Force est donc de constater que le marché de la contrefaçon s’industrialise et se mondialise. Il s’agit de réseaux organisés internationalement.
De plus, on constate qu’aujourd’hui ce ne sont plus seulement les produits de luxe qui sont victimes de ce phénomène mais ceux de consommation courante. L’industrie alimentaire, la littérature, l’artistique sont tous touchés par ce fléau.
Les bouteilles d’eau - produits pourtant anodins - sont souvent contrefaites.
Le secteur de l’industrie pharmaceutique est lui aussi particulièrement touché. Ainsi, l’Organisation mondiale de la santé estime que les médicaments de contrefaçon représentent 10 % des médicaments commercialisés sur la planète. Ce chiffre atteint 60 % dans certains pays en voie de développement.
"La contrefaçon nuit donc non seulement à l’économie, mais met toujours plus en péril la santé et la sécurité des consommateurs", explique Laszlo Kovacs, commissaire européen responsable de la fiscalité et des affaires douanières.
L’informatique est également un secteur très touché par le piratage et la contrefaçon. On estime que 40 % des logiciels utilisés dans le monde sont piratés. Et si aujour’hui 68% des français reconnaissent que pirater c’est voler "le décalage entre la conscience du piratage et la réalité de cette pratique frauduleuse dans les entreprises signifie que pirater est un acte réfléchi qui relève d’un choix dont les chefs d’entreprises français vont désormais devoir assumer les conséquences", indique Bertrand Salord, porte-parole de BSA France.
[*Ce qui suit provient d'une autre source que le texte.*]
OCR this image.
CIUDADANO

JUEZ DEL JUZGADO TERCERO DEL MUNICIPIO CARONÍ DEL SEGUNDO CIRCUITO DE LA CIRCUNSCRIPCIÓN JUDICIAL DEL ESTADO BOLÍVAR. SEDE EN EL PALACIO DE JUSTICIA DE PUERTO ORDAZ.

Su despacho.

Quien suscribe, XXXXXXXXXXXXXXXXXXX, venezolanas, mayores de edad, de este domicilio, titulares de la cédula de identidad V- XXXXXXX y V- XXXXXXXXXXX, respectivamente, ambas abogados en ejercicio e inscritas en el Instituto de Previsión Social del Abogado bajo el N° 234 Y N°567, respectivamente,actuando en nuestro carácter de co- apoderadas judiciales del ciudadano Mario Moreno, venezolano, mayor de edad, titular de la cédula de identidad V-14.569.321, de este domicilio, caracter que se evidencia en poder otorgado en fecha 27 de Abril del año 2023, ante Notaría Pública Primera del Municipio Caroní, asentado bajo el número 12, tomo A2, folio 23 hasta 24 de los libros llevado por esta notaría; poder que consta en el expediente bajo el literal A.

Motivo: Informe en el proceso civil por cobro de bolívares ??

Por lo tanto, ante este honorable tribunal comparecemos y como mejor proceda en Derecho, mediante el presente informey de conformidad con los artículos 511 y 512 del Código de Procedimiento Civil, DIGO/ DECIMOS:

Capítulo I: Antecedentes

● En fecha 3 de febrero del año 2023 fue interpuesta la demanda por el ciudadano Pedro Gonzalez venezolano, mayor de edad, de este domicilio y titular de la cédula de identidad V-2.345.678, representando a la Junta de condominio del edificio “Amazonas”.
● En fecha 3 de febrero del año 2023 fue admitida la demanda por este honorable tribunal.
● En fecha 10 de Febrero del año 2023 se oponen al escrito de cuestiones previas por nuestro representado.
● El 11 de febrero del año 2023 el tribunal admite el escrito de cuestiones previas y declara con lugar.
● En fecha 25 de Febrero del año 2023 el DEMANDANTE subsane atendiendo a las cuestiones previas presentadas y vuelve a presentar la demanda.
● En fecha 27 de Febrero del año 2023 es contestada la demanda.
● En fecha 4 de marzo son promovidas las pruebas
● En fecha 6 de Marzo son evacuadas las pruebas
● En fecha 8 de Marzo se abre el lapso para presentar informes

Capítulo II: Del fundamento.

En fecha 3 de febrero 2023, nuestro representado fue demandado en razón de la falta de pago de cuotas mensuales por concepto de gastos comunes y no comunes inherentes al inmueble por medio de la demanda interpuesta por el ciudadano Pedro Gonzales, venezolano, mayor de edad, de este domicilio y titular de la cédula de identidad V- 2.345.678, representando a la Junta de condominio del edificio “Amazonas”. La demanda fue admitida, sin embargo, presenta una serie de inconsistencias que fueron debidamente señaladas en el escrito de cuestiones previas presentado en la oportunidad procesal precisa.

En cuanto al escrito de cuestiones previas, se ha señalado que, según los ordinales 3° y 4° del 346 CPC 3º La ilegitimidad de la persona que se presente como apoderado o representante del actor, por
Mais tout n’est pas néagtif, Batiteslli, Directeur Général de la propriété industriel français affirme que les démarches engagées par la France ont permis de faire disparaître la quasi totalité des contrefacteurs. En effet, l’Etat français punit non seulement les producteurs et les distibuteurs de contrefaçon mais aussi les consommateurs.